Nehru’s refusal to take part in the re-installation ceremony of the mandir and his other secular politics were seen by right-wing Hindus as an affront to their sentiments and religion. Nehru was considered too Westernized, and pro-Muslim notwithstanding the fact that Jinnah had succeeded in getting India partitioned on a religious basis.


It was from the 1980s onwards that Hindu nationalism began to grow as an opposition force to Gandhian – Nehruvian secularism and pluralism. That movement gained momentum in the early 1990s when a call was given to avenge another outrage against the Hindu religion. It was alleged that the Babri Mosque at Ajodhya built in 1528 by the founder of the Mughal dynasty, Zahiruddin Muhammad Babur, was the exact spot where Hindu god Lord Ram was born many millennia earlier.


In the early 1990s, the movement to avenge the great wrong done to Hinduism and Lord Ram gained momentum rapidly and on 6 December 1992 the Babri Mosque was raided by thousands of devotees and fanatics and demolished. It triggered riots and resulted in much bad blood between Hindus and Muslims (about 13% of the Indian population at that time). Protracted and tense litigation followed in the courts.

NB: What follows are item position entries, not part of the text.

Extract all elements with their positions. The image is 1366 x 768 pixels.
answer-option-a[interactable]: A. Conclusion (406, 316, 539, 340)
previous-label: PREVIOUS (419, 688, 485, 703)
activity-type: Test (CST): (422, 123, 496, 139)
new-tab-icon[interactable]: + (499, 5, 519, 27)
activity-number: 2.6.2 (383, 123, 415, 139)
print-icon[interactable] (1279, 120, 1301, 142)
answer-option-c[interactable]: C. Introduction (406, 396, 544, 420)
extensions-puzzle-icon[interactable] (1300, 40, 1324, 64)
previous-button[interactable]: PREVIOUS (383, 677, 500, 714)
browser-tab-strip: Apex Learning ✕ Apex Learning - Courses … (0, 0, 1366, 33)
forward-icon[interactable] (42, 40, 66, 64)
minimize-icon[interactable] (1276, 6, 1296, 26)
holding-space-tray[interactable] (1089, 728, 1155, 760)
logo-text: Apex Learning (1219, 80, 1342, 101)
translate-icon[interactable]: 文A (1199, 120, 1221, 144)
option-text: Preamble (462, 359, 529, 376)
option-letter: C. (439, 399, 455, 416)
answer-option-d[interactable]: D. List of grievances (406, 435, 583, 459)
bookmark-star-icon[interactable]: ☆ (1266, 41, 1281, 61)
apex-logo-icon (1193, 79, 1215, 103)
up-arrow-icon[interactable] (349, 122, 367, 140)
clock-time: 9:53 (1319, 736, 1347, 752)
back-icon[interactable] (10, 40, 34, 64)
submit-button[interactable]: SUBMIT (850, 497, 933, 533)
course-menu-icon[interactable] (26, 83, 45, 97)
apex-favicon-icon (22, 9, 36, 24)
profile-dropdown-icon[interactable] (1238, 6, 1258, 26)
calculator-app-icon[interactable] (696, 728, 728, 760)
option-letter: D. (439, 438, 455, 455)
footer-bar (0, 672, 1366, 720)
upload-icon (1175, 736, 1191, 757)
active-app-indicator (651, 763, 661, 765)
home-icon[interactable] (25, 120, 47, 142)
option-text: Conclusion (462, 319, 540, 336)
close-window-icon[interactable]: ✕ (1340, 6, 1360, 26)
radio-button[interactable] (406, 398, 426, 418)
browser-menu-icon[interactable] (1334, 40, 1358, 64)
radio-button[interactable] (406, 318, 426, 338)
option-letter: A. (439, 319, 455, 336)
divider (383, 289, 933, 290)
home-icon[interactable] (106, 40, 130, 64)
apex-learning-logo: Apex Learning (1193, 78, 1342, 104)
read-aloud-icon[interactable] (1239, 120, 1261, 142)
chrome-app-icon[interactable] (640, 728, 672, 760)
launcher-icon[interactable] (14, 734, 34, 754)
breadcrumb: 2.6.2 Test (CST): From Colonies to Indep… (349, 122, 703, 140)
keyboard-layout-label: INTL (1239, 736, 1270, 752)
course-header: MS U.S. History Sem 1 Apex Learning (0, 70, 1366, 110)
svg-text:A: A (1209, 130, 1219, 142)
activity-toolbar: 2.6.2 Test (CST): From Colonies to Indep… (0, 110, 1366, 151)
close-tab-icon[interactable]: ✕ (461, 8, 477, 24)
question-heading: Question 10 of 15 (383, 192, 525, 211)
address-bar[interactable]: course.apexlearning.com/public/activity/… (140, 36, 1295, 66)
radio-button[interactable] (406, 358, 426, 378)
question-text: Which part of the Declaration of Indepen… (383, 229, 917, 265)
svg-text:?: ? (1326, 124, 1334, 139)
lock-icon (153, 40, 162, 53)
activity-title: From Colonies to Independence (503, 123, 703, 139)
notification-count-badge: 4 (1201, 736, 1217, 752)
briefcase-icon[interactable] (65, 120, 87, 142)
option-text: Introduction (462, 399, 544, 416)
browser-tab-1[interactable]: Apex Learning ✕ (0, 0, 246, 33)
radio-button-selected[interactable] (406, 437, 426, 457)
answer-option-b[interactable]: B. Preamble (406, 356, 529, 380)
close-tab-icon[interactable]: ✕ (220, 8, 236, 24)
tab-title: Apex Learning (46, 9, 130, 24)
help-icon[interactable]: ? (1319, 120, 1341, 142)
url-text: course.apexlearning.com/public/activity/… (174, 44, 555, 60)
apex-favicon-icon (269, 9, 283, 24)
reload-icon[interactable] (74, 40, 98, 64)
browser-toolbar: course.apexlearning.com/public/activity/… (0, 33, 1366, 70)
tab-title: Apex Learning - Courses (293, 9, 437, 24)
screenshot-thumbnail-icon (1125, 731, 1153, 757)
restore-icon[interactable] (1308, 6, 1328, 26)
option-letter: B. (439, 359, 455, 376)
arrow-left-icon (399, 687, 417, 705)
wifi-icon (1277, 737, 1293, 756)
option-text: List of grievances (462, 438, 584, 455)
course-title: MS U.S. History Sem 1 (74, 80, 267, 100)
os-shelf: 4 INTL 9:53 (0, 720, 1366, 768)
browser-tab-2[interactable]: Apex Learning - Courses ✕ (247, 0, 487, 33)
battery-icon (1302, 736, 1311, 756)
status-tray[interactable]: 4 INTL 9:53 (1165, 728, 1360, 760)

In November 2019, the Indian Supreme Court gave a decision in favour of the Hindu organization leading it while prescribing that the Muslims should be compensated with a land grant to build a mosque at a separate suitable place in the city.



Whatever else one may think about the decision, but there is no doubt that under the BJP-Government India is now closer to the ideal of a Hindu Rashtra (Hindu nation-state) and therefore a significant shift in the Idea of India has taken place. The Indian Constitution remains a constraint on such a tendency, however.